Informations générales
  • Né le 8 mai 1747 à Bordeaux (Gironde - France)
  • Décédé le 4 novembre 1826 à Paris (Paris - France)

Mandats à l'Assemblée nationale ou à la Chambre des députés

Régime politique
Révolution
Législature
Conseil des Cinq-Cents
Mandat
Du 15 octobre 1795 au 26 décembre 1799
Département
Gironde
Groupe
Droite

Biographies

Biographie extraite du dictionnaire des parlementaires français de 1789 à 1889 (Adolphe Robert et Gaston Cougny)

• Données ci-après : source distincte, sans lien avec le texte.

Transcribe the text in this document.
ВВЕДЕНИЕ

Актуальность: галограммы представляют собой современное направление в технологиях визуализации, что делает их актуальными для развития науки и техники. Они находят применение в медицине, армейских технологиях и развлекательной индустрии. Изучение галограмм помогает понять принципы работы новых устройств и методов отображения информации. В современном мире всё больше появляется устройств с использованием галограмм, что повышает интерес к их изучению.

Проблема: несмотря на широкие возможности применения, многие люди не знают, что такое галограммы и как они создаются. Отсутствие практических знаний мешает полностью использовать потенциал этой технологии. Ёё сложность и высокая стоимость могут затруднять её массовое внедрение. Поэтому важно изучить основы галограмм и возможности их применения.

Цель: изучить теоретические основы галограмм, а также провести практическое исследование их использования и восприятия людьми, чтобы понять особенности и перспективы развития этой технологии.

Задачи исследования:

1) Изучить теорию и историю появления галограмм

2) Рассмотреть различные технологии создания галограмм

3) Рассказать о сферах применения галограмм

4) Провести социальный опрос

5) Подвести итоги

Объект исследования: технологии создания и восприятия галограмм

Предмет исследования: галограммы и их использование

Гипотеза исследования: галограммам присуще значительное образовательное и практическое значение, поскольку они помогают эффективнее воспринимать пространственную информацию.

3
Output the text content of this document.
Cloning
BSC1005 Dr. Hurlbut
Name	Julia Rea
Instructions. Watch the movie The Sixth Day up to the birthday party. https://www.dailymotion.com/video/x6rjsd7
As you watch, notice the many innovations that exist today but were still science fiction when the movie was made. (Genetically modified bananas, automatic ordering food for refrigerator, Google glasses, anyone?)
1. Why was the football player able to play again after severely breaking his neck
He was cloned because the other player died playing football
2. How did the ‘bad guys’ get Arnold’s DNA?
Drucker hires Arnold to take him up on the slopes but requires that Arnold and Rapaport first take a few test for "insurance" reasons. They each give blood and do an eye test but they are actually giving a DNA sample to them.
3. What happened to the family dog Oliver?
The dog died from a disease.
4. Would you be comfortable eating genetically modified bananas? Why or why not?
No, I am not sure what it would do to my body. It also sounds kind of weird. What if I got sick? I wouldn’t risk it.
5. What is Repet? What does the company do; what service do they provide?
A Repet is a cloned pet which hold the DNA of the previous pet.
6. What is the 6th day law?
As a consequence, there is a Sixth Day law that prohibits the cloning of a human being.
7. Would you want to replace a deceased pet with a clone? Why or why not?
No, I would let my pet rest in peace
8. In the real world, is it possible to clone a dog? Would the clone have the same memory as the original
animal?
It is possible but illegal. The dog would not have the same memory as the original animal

député au Conseil des Cinq-Cents, membre du Sénat conservateur et pair de France, né à Bordeaux (Gironde) le 8 juillet 1747, mort à Paris le 4 novembre 1826, était fils de Guy Cholet, « ancien consul et trésorier de la ville de Bordeaux et de demoiselle Angélique Ribail ». Procureur du roi à l'amirauté de Guyenne avant la Révolution, officier municipal de Bordeaux (19 mars 1790), il devint administrateur du département de la Gironde le 16 juillet suivant, et fut élu le 24 vendémiaire an IV, député de ce département au Conseil des Cinq-Cents par 371 voix sur 424 votants. Il s'opposa (16 novembre 1796) au rétablissement de la loterie, défendit les « naufragés de Calais » (Voy. Choiseul-Stainville), et fit rapporter la loi du 21 floréal an IV qui avait exile de Paris 198 conventionnels. En juillet 1797, il vota le maintien des ventes des presbytères, mais demanda la suspension des ventes non encore effectuées; le 21 août, il se prononça contre la violation du secret des lettres, et combattit la motion d'interdire aux ex-nobles les emplois publics. Réélu au même Conseil, le 27 germinal an VII, par 246 voix sur 424 votants, il devint, le 2 fructidor, secrétaire de l'Assemblée, protesta contre la formule de « haine à l'anarchie » contenue dans le nouveau serment imposé à l'armée, de montra favorable au 18 brumaire, et fit partie de la commission intermédiaire nommée pour réviser la Constitution (19 brumaire an VIII). Membre du Sénat conservateur, à sa création (4 nivôse an VIII), commandeur de la Légion d'honneur (25 prairial an XII), il fut créé comte de l'Empire, le 24 avril 1808, vota la déchéance de l'empereur (avril 1814), et fut nommé pair de France par Louis XVIII (4 juin 1814). Tenu à l'écart pendant les Cent-Jours, il reprit sa place dans la Chambre haute à la seconde Restauration, vota pour la déportation dans le procès du maréchal Ney, et siégea, jusqu'à sa mort, dans la majorité ministérielle.